As expected, a poet of Shashi Pathania’s sensibilities could not be devoid of a sense of humour. In ‘Lekhak’ – Writers – (65), she compares writers with three types of mothers. Writers who nourish their creations with their life-blood like a hen does its eggs are of the first kind. The second type is like the mothers who adopt children of others – neither the egg is theirs, nor the womb. And the third is similar to child-lifters who steal away the creation of someone else. Onlookers, while showering praise on them are amazed. Such creations match neither in form nor in content with their presumed creators. ‘Ahinsa’ – Non-violence (27) and ‘Makodiyan’ – Ants (72-73) are the poems written in similar satirical vein.

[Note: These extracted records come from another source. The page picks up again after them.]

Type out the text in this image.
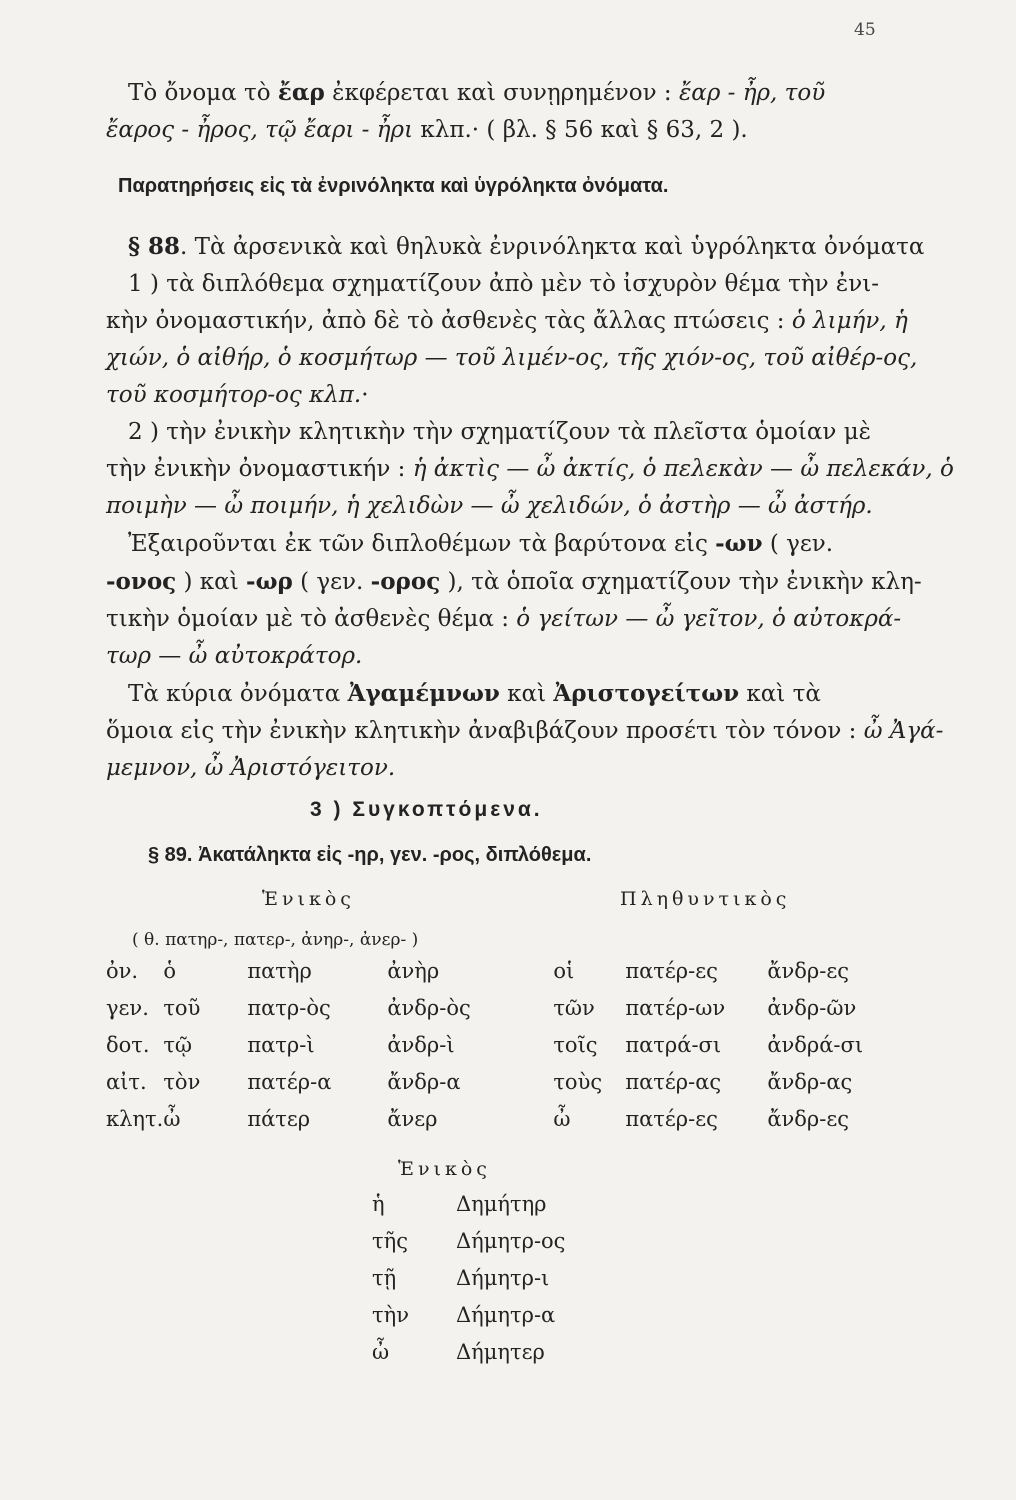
45
Τὸ ὄνομα τὸ ἔαρ ἐκφέρεται καὶ συνῃρημένον : ἔαρ - ἦρ, τοῦ
ἔαρος - ἦρος, τῷ ἔαρι - ἦρι κλπ.· ( βλ. § 56 καὶ § 63, 2 ).
Παρατηρήσεις εἰς τὰ ἐνρινόληκτα καὶ ὑγρόληκτα ὀνόματα.
§ 88. Τὰ ἀρσενικὰ καὶ θηλυκὰ ἐνρινόληκτα καὶ ὑγρόληκτα ὀνόματα
1 ) τὰ διπλόθεμα σχηματίζουν ἀπὸ μὲν τὸ ἰσχυρὸν θέμα τὴν ἐνι-
κὴν ὀνομαστικήν, ἀπὸ δὲ τὸ ἀσθενὲς τὰς ἄλλας πτώσεις : ὁ λιμήν, ἡ
χιών, ὁ αἰθήρ, ὁ κοσμήτωρ — τοῦ λιμέν-ος, τῆς χιόν-ος, τοῦ αἰθέρ-ος,
τοῦ κοσμήτορ-ος κλπ.·
2 ) τὴν ἐνικὴν κλητικὴν τὴν σχηματίζουν τὰ πλεῖστα ὁμοίαν μὲ
τὴν ἐνικὴν ὀνομαστικήν : ἡ ἀκτὶς — ὦ ἀκτίς, ὁ πελεκὰν — ὦ πελεκάν, ὁ
ποιμὴν — ὦ ποιμήν, ἡ χελιδὼν — ὦ χελιδών, ὁ ἀστὴρ — ὦ ἀστήρ.
Ἐξαιροῦνται ἐκ τῶν διπλοθέμων τὰ βαρύτονα εἰς -ων ( γεν.
-ονος ) καὶ -ωρ ( γεν. -ορος ), τὰ ὁποῖα σχηματίζουν τὴν ἐνικὴν κλη-
τικὴν ὁμοίαν μὲ τὸ ἀσθενὲς θέμα : ὁ γείτων — ὦ γεῖτον, ὁ αὐτοκρά-
τωρ — ὦ αὐτοκράτορ.
Τὰ κύρια ὀνόματα Ἀγαμέμνων καὶ Ἀριστογείτων καὶ τὰ
ὅμοια εἰς τὴν ἐνικὴν κλητικὴν ἀναβιβάζουν προσέτι τὸν τόνον : ὦ Ἀγά-
μεμνον, ὦ Ἀριστόγειτον.
3 ) Συγκοπτόμενα.
§ 89. Ἀκατάληκτα εἰς -ηρ, γεν. -ρος, διπλόθεμα.
Ἑνικὸς	Πληθυντικὸς
( θ. πατηρ-, πατερ-, ἀνηρ-, ἀνερ- )
ὀν.	ὁ	πατὴρ	ἀνὴρ	οἱ	πατέρ-ες	ἄνδρ-ες
γεν.	τοῦ	πατρ-ὸς	ἀνδρ-ὸς	τῶν	πατέρ-ων	ἀνδρ-ῶν
δοτ.	τῷ	πατρ-ὶ	ἀνδρ-ὶ	τοῖς	πατρά-σι	ἀνδρά-σι
αἰτ.	τὸν	πατέρ-α	ἄνδρ-α	τοὺς	πατέρ-ας	ἄνδρ-ας
κλητ.	ὦ	πάτερ	ἄνερ	ὦ	πατέρ-ες	ἄνδρ-ες
Ἑνικὸς
ἡ	Δημήτηρ
τῆς	Δήμητρ-ος
τῇ	Δήμητρ-ι
τὴν	Δήμητρ-α
ὦ	Δήμητερ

Pathania’s diction is without blemish. “She is never caught in the fascination for words,” observes Ved Rahi in his Preface (9). Her style is unpretentious. She uses language as a workman’s tool. In this largely pedagogical work, one would hardly find any apophthegms. To quote meaningfully, one would require more than one lines from her poems. To her, a poem comes riding on thin air, hardly giving her a chance to put it down on paper (11). That explains her penchant for free verse, which gives her liberty to be true to her emotions. Yet, her words have a music of their own like the gurgle of a mountain stream. “Vakt da dhobi ussi/Halaat de patde par/pataaki-pataaki marda ai” (‘Dard-Duaa’58), for instance, is not only a telling metaphor on human condition, but the onomatopoetic words ‘pataaki-pataaki’ evoke also the ruthless thrashing of man by Time the Washerman.
Ved Rahi enthusiastically calls ‘Return Gift’ “Dogri Kavita da Nama ‘Dhya” – A New Chapter of Dogri Poetry (5). There is much substance in Shashi Pathania’s own advice to her readers, “…Read the poems as if you were reciting a poem of your own to someone….so that these poems should feel like your very own feelings….”(12).